El Centro Guerrero se suma a estas iniciativas que tratan de reordenar la escena artística, cuya heterogeneidad y a menudo inextricabilidad de sus actores no está reñida con la necesidad de marginar de una vez por todas los yugos que a lo largo del siglo pasado aún mantenían algunas disciplinas con otras disciplinas.
Que en la vanguardias históricas artistas como Juan Gris realizaran alguna tira cómica y que esta se entendiera como obra menor, o que el arte pop se hubiera valido del cómic como espejo de la cultura de masas para crear obras para una élite, no puede consolidar la idea que ha venido cristalizando a través del siglo XX, según la cual el cómic es una herramienta fuera de la escena del arte, lateral y siempre menor. Al contrario, el cómic es hoy día un medio artístico con lenguaje propio, autónomo y vivo, como da cuenta esta muestra del trabajo de Max y de Sergio García a la que hace un gran aporte lateral la poeta Ana Merino.

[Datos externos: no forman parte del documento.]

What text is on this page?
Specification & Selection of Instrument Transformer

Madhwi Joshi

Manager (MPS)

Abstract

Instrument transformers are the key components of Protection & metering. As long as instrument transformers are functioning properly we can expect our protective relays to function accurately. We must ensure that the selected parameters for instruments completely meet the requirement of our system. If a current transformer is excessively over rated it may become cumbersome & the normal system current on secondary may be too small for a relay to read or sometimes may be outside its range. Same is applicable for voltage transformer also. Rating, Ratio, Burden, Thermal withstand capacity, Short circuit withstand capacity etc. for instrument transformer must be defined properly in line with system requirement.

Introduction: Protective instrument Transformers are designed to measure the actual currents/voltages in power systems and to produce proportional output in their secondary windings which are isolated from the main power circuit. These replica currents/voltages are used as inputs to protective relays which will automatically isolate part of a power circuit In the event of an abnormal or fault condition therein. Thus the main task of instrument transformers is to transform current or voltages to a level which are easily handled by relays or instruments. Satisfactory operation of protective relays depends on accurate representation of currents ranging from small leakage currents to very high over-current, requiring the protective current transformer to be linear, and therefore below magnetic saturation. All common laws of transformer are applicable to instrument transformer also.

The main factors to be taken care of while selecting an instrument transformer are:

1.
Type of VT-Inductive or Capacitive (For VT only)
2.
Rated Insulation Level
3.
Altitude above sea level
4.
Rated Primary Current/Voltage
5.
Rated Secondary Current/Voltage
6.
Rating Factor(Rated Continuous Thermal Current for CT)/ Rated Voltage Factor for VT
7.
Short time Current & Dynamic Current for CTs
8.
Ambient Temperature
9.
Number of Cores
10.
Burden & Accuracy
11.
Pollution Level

La lenta pero decidida progresión con la que el cómic (entendido, esta vez sí, como disciplina artística) ha entrado en los museos tiene en en el Guerrero un punto de llegada, pues el Centro no solo se ha sumado a la inercia que el mundo del arte ha generado en los últimos años para dar por fin acogida al cómic, sino que ha dado un paso más allá. Viñetas desbordadas, exposición que estará abierta hasta el próximo 24 de marzo, no puede entenderse como una simple concesión del mundo del arte al medio, sino como una cálida bienvenida en la que el propio museo, poniendo de relieve el histórico rechazo que las instituciones han mostrado siempre al ver la disciplina como algo lateral y supeditado, se presta a supeditar su espacio al del cómic convertiendo su arquitectura, sus paredes y escaleras, en las páginas por las que los personajes de Max dialogarán con ellos mismos, con los de Sergio García y con los espectadores que quieran leer las viñetas mientras caminan por su interior.